On Scalable Integrity Checking for Secure Cloud Disks

TL;DR

This paper analyzes the performance costs of Merkle hash trees in cloud storage, introduces Dynamic Merkle Trees (DMTs) to reduce overhead, and demonstrates up to 2.2x improvements in throughput and latency.

Contribution

It presents DMTs, an optimized Merkle tree structure that significantly reduces performance overheads in secure cloud storage systems.

Findings

DMTs achieve up to 2.2x throughput and latency improvements.

Performance overheads of hash trees are characterized in realistic settings.

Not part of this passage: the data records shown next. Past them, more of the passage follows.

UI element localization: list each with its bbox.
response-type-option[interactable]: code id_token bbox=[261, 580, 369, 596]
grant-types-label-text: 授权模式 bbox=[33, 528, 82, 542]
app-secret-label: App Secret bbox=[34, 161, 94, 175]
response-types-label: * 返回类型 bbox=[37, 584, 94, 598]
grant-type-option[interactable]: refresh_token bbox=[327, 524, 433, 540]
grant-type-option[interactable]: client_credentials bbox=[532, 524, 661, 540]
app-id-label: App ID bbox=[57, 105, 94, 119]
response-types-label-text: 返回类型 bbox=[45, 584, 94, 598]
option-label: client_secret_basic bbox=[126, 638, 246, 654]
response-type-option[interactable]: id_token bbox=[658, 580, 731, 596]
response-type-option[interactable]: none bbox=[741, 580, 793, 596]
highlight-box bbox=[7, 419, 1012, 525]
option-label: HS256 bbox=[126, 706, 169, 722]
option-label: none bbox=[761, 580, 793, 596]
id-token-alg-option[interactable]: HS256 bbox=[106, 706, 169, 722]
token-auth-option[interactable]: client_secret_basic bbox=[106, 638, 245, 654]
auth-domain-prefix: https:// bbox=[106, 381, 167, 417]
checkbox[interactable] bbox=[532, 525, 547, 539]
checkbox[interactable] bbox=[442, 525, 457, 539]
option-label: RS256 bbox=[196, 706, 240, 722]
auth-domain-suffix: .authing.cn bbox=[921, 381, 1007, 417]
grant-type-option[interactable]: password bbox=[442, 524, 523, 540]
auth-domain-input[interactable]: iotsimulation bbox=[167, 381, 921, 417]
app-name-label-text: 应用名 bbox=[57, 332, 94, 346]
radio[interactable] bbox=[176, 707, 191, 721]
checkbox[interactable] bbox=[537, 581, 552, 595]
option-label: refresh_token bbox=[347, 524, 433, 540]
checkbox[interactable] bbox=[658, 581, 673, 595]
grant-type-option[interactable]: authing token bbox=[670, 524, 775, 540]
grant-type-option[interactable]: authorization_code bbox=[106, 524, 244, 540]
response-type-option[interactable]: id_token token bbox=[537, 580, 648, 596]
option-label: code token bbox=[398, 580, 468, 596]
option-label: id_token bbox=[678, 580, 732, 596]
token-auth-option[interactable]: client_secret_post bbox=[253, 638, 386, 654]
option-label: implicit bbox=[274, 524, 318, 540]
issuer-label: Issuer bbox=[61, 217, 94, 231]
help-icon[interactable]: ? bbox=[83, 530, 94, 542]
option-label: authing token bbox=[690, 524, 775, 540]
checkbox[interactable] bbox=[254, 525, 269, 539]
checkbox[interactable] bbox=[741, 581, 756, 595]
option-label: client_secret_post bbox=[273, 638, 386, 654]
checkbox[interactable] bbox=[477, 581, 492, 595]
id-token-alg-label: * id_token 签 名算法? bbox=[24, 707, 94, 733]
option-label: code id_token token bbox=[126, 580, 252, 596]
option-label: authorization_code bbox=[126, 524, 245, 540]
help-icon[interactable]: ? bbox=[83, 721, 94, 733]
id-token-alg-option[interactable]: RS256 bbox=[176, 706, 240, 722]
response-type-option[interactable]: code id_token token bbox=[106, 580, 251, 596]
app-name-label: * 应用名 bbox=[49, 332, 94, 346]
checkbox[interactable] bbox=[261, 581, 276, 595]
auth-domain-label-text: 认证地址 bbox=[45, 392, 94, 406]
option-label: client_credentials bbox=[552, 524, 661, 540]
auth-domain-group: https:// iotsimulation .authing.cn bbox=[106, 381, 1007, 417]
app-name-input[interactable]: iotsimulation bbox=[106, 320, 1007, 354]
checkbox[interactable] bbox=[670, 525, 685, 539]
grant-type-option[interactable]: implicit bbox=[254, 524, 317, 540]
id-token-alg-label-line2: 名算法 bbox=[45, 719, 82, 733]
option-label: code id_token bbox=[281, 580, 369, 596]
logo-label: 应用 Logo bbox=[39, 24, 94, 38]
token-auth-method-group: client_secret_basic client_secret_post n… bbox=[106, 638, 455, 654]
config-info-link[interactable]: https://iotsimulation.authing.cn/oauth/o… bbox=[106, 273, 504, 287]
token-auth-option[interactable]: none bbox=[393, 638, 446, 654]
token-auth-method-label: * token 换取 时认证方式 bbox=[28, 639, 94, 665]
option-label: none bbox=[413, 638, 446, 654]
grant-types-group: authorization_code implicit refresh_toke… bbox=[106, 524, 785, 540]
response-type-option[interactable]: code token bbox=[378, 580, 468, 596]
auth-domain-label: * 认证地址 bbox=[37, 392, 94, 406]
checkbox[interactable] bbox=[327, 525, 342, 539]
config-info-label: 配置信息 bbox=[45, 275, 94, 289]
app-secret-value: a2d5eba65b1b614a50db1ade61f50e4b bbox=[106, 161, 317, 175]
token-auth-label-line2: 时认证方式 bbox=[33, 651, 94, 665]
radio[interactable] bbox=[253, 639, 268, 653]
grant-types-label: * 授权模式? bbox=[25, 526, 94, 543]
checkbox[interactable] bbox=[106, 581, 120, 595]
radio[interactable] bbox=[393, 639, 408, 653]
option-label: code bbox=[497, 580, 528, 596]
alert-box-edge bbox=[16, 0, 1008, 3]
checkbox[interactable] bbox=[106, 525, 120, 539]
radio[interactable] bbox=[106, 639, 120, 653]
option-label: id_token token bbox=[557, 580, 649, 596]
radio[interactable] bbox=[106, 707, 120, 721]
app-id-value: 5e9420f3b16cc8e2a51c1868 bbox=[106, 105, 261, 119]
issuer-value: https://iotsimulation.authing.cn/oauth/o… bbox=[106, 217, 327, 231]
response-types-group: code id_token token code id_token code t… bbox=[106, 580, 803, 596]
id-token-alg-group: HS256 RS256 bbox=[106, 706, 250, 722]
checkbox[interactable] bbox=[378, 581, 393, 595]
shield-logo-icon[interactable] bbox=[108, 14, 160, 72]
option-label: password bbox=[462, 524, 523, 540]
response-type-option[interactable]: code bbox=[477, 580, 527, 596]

DMTs exploit workload patterns for efficiency.

Abstract

Merkle hash trees are the standard method to protect the integrity and freshness of stored data. However, hash trees introduce additional compute and I/O costs on the I/O critical path, and prior efforts have not fully characterized these costs. In this paper, we quantify performance overheads of storage-level hash trees in realistic settings. We then design an optimized tree structure called Dynamic Merkle Trees (DMTs) based on an analysis of root causes of overheads. DMTs exploit patterns in workloads to deliver up to a 2.2x throughput and latency improvement over the state of the art. Our novel approach provides a promising new direction to achieve integrity guarantees in storage efficiently and at scale.